Model cutoffs were chosen similar to Ko et al. for the four benchmark systems and to Kosmala et al. for the OE62 dataset (Supplementary Table 2). In the four benchmark systems and for the SPICE dataset, CELLI is replaced by an additional interaction layer to obtain the baseline Allegro model. For the OE62 dataset, CELLI is excluded without replacement (S, L) or replaced by an additional Interaction Layer (S+, L+) to obtain the Allegro baseline variants. For the MACE model, CELLI is always excluded without replacement. DimeNet++ hyperparameters are similar to Kosmala et al., except for the loss function, which is chosen to comply with Eq. (9).
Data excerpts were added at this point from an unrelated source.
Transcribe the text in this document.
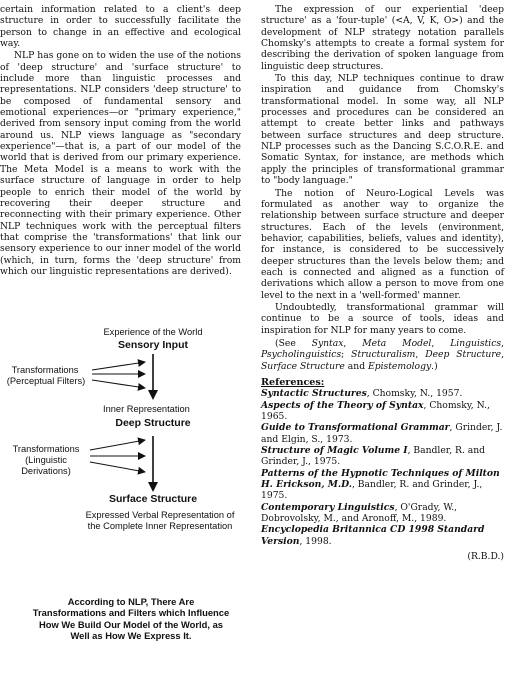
certain information related to a client's deep structure in order to successfully facilitate the person to change in an effective and ecological way.

NLP has gone on to widen the use of the notions of 'deep structure' and 'surface structure' to include more than linguistic processes and representations. NLP considers 'deep structure' to be composed of fundamental sensory and emotional experiences—or "primary experience," derived from sensory input coming from the world around us. NLP views language as "secondary experience"—that is, a part of our model of the world that is derived from our primary experience. The Meta Model is a means to work with the surface structure of language in order to help people to enrich their model of the world by recovering their deeper structure and reconnecting with their primary experience. Other NLP techniques work with the perceptual filters that comprise the 'transformations' that link our sensory experience to our inner model of the world (which, in turn, forms the 'deep structure' from which our linguistic representations are derived).

Experience of the World
Sensory Input
Transformations
(Perceptual Filters)
Inner Representation
Deep Structure
Transformations
(Linguistic
Derivations)
Surface Structure
Expressed Verbal Representation of
the Complete Inner Representation
According to NLP, There Are
Transformations and Filters which Influence
How We Build Our Model of the World, as
Well as How We Express It.

The expression of our experiential 'deep structure' as a 'four-tuple' (<A, V, K, O>) and the development of NLP strategy notation parallels Chomsky's attempts to create a formal system for describing the derivation of spoken language from linguistic deep structures.

To this day, NLP techniques continue to draw inspiration and guidance from Chomsky's transformational model. In some way, all NLP processes and procedures can be considered an attempt to create better links and pathways between surface structures and deep structure. NLP processes such as the Dancing S.C.O.R.E. and Somatic Syntax, for instance, are methods which apply the principles of transformational grammar to "body language."

The notion of Neuro-Logical Levels was formulated as another way to organize the relationship between surface structure and deeper structures. Each of the levels (environment, behavior, capabilities, beliefs, values and identity), for instance, is considered to be successively deeper structures than the levels below them; and each is connected and aligned as a function of derivations which allow a person to move from one level to the next in a 'well-formed' manner.

Undoubtedly, transformational grammar will continue to be a source of tools, ideas and inspiration for NLP for many years to come.

(See Syntax, Meta Model, Linguistics, Psycholinguistics; Structuralism, Deep Structure, Surface Structure and Epistemology.)

References:
Syntactic Structures, Chomsky, N., 1957.
Aspects of the Theory of Syntax, Chomsky, N., 1965.
Guide to Transformational Grammar, Grinder, J. and Elgin, S., 1973.
Structure of Magic Volume I, Bandler, R. and Grinder, J., 1975.
Patterns of the Hypnotic Techniques of Milton H. Erickson, M.D., Bandler, R. and Grinder, J., 1975.
Contemporary Linguistics, O'Grady, W., Dobrovolsky, M., and Aronoff, M., 1989.
Encyclopedia Britannica CD 1998 Standard Version, 1998.
(R.B.D.)
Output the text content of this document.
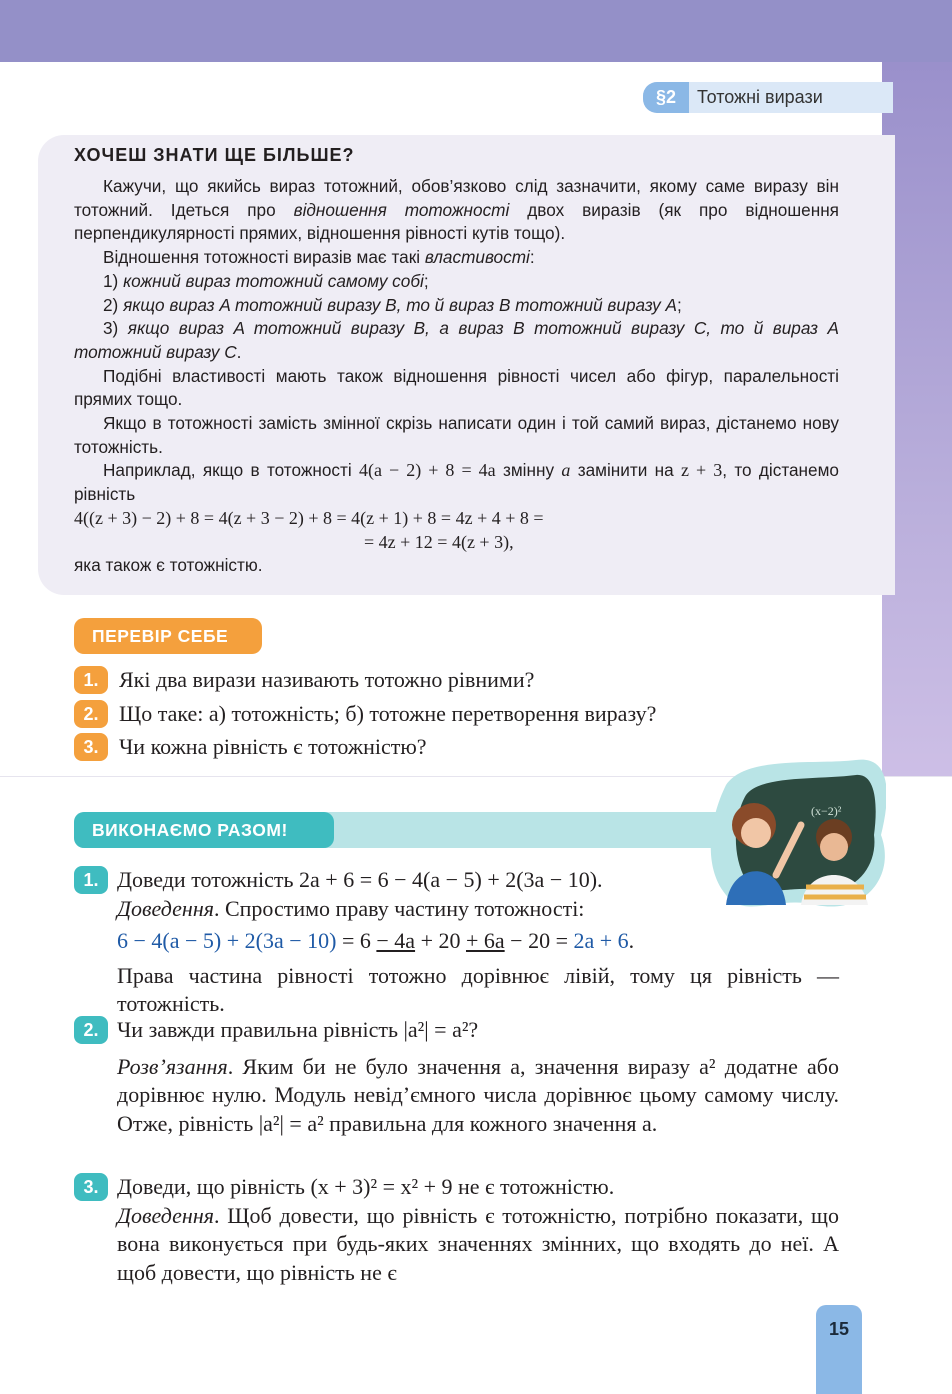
§2	Тотожні вирази
ХОЧЕШ ЗНАТИ ЩЕ БІЛЬШЕ?

Кажучи, що якийсь вираз тотожний, обов’язково слід зазначити, якому саме виразу він тотожний. Ідеться про відношення тотожності двох виразів (як про відношення перпендикулярності прямих, відношення рівності кутів тощо).

Відношення тотожності виразів має такі властивості:

1) кожний вираз тотожний самому собі;

2) якщо вираз A тотожний виразу B, то й вираз B тотожний виразу A;

3) якщо вираз A тотожний виразу B, а вираз B тотожний виразу C, то й вираз A тотожний виразу C.

Подібні властивості мають також відношення рівності чисел або фігур, паралельності прямих тощо.

Якщо в тотожності замість змінної скрізь написати один і той самий вираз, дістанемо нову тотожність.

Наприклад, якщо в тотожності 4(a − 2) + 8 = 4a змінну a замінити на z + 3, то дістанемо рівність

4((z + 3) − 2) + 8 = 4(z + 3 − 2) + 8 = 4(z + 1) + 8 = 4z + 4 + 8 =

= 4z + 12 = 4(z + 3),

яка також є тотожністю.

ПЕРЕВІР СЕБЕ
1. Які два вирази називають тотожно рівними?
2. Що таке: а) тотожність; б) тотожне перетворення виразу?
3. Чи кожна рівність є тотожністю?
ВИКОНАЄМО РАЗОМ!
(x−2)²
1. Доведи тотожність 2a + 6 = 6 − 4(a − 5) + 2(3a − 10).

Доведення. Спростимо праву частину тотожності:

6 − 4(a − 5) + 2(3a − 10) = 6 − 4a + 20 + 6a − 20 = 2a + 6.

Права частина рівності тотожно дорівнює лівій, тому ця рівність — тотожність.

2. Чи завжди правильна рівність |a²| = a²?

Розв’язання. Яким би не було значення a, значення виразу a² додатне або дорівнює нулю. Модуль невід’ємного числа дорівнює цьому самому числу. Отже, рівність |a²| = a² правильна для кожного значення a.

3. Доведи, що рівність (x + 3)² = x² + 9 не є тотожністю.

Доведення. Щоб довести, що рівність є тотожністю, потрібно показати, що вона виконується при будь-яких значеннях змінних, що входять до неї. А щоб довести, що рівність не є

15
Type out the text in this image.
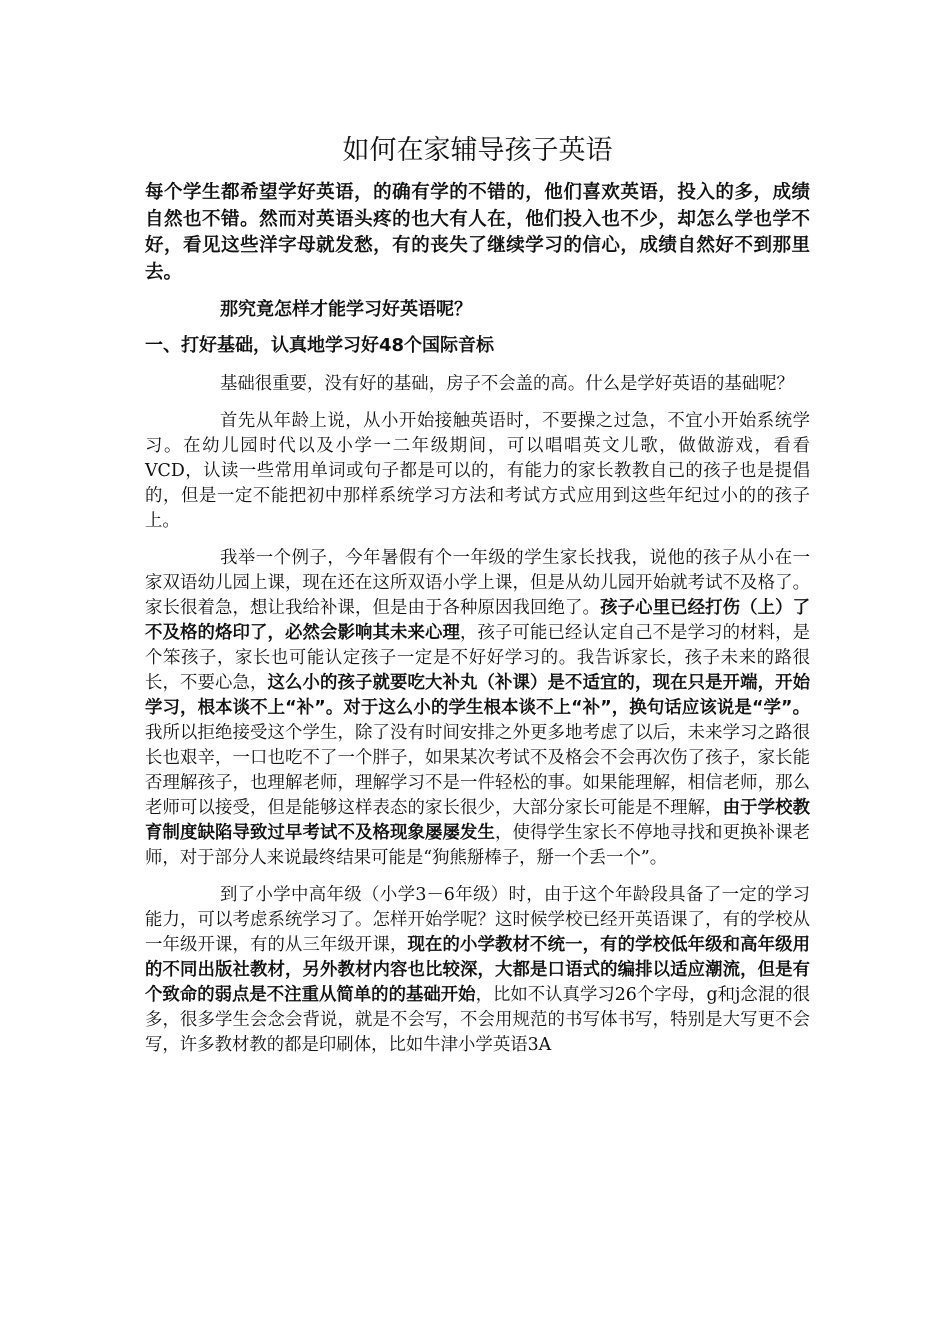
如何在家辅导孩子英语

每个学生都希望学好英语，的确有学的不错的，他们喜欢英语，投入的多，成绩自然也不错。然而对英语头疼的也大有人在，他们投入也不少，却怎么学也学不好，看见这些洋字母就发愁，有的丧失了继续学习的信心，成绩自然好不到那里去。

那究竟怎样才能学习好英语呢？

一、打好基础，认真地学习好48个国际音标

基础很重要，没有好的基础，房子不会盖的高。什么是学好英语的基础呢？

首先从年龄上说，从小开始接触英语时，不要操之过急，不宜小开始系统学习。在幼儿园时代以及小学一二年级期间，可以唱唱英文儿歌，做做游戏，看看VCD，认读一些常用单词或句子都是可以的，有能力的家长教教自己的孩子也是提倡的，但是一定不能把初中那样系统学习方法和考试方式应用到这些年纪过小的的孩子上。

我举一个例子，今年暑假有个一年级的学生家长找我，说他的孩子从小在一家双语幼儿园上课，现在还在这所双语小学上课，但是从幼儿园开始就考试不及格了。家长很着急，想让我给补课，但是由于各种原因我回绝了。孩子心里已经打伤（上）了不及格的烙印了，必然会影响其未来心理，孩子可能已经认定自己不是学习的材料，是个笨孩子，家长也可能认定孩子一定是不好好学习的。我告诉家长，孩子未来的路很长，不要心急，这么小的孩子就要吃大补丸（补课）是不适宜的，现在只是开端，开始学习，根本谈不上“补”。对于这么小的学生根本谈不上“补”，换句话应该说是“学”。我所以拒绝接受这个学生，除了没有时间安排之外更多地考虑了以后，未来学习之路很长也艰辛，一口也吃不了一个胖子，如果某次考试不及格会不会再次伤了孩子，家长能否理解孩子，也理解老师，理解学习不是一件轻松的事。如果能理解，相信老师，那么老师可以接受，但是能够这样表态的家长很少，大部分家长可能是不理解，由于学校教育制度缺陷导致过早考试不及格现象屡屡发生，使得学生家长不停地寻找和更换补课老师，对于部分人来说最终结果可能是“狗熊掰棒子，掰一个丢一个”。

到了小学中高年级（小学3－6年级）时，由于这个年龄段具备了一定的学习能力，可以考虑系统学习了。怎样开始学呢？这时候学校已经开英语课了，有的学校从一年级开课，有的从三年级开课，现在的小学教材不统一，有的学校低年级和高年级用的不同出版社教材，另外教材内容也比较深，大都是口语式的编排以适应潮流，但是有个致命的弱点是不注重从简单的的基础开始，比如不认真学习26个字母，g和j念混的很多，很多学生会念会背说，就是不会写，不会用规范的书写体书写，特别是大写更不会写，许多教材教的都是印刷体，比如牛津小学英语3A
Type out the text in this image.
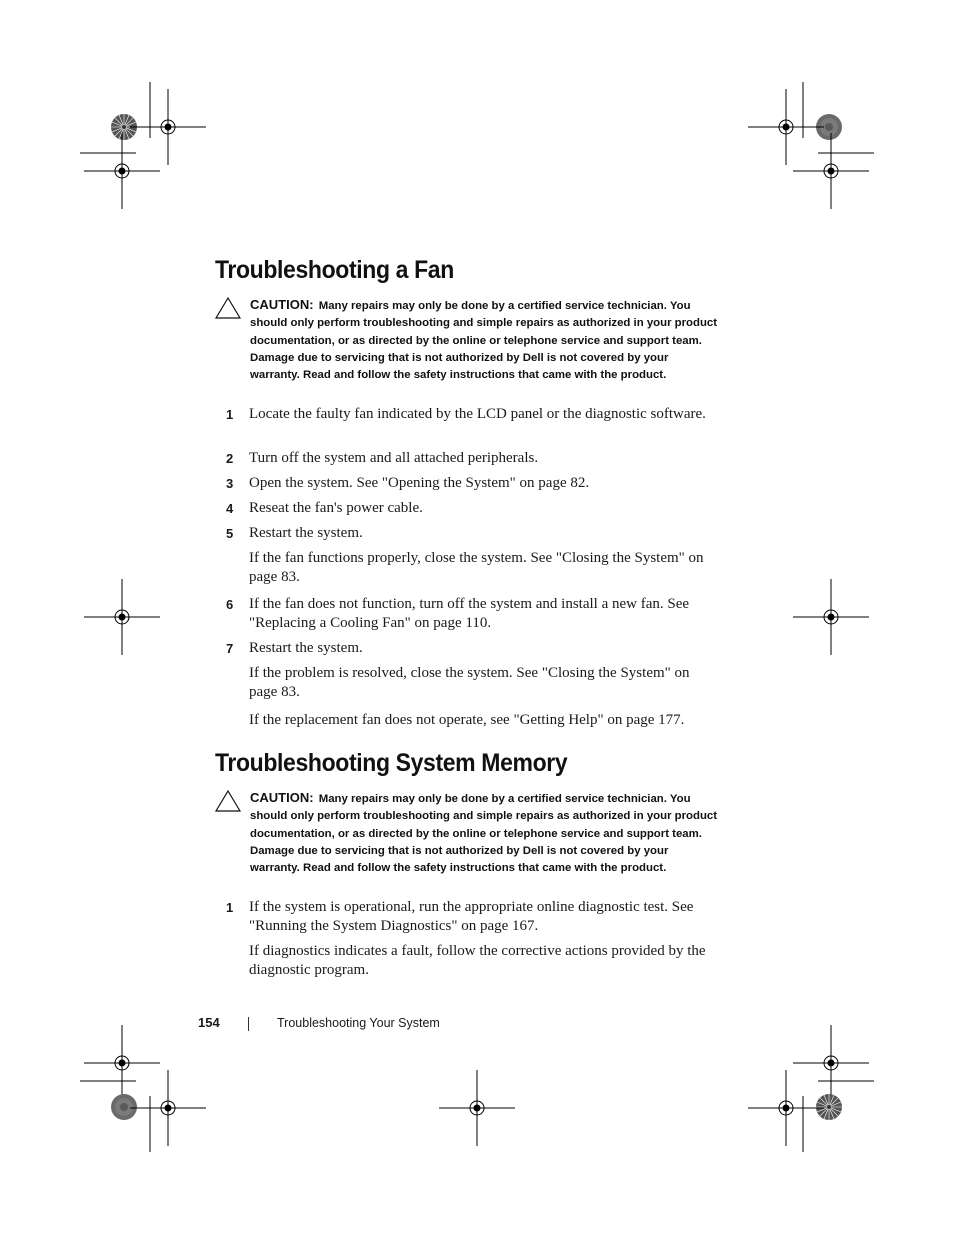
Troubleshooting a Fan
CAUTION: Many repairs may only be done by a certified service technician. You should only perform troubleshooting and simple repairs as authorized in your product documentation, or as directed by the online or telephone service and support team. Damage due to servicing that is not authorized by Dell is not covered by your warranty. Read and follow the safety instructions that came with the product.
1	Locate the faulty fan indicated by the LCD panel or the diagnostic software.
2	Turn off the system and all attached peripherals.
3	Open the system. See "Opening the System" on page 82.
4	Reseat the fan's power cable.
5	Restart the system.
If the fan functions properly, close the system. See "Closing the System" on page 83.
6	If the fan does not function, turn off the system and install a new fan. See "Replacing a Cooling Fan" on page 110.
7	Restart the system.
If the problem is resolved, close the system. See "Closing the System" on page 83.
If the replacement fan does not operate, see "Getting Help" on page 177.
Troubleshooting System Memory
CAUTION: Many repairs may only be done by a certified service technician. You should only perform troubleshooting and simple repairs as authorized in your product documentation, or as directed by the online or telephone service and support team. Damage due to servicing that is not authorized by Dell is not covered by your warranty. Read and follow the safety instructions that came with the product.
1	If the system is operational, run the appropriate online diagnostic test. See "Running the System Diagnostics" on page 167.
If diagnostics indicates a fault, follow the corrective actions provided by the diagnostic program.
154	Troubleshooting Your System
Timing OE62 forward passes

We evaluate the forward pass run times for all models on a single NVIDIA A100. For evaluating the computational performance, we partition the training split at [25, 50, 75, 115, 174] atoms per molecule and choose the 5000 largest structures. For each subset, we choose the maximum number of edges and triplets to account for the maximum required by any sample in the subset. We then time the forward pass for batch sizes of [1, 10, 25, 50, 100] for the ahead-of-time compiled model.

Simulating SPICE systems

We run MD simulations for 16 different systems drawn equally from the four different subsets PubChem Sets, Amino Acid Ligands, Dipeptides, and DES370K. Starting from a randomly selected conformation from the testing set, we run simulations for 1 ns with a step size of 0.5 fs at 300 K using a stochastic thermostat60 with a friction coefficient of 100 ps−1. Therefore, we perform 2 million update steps per model.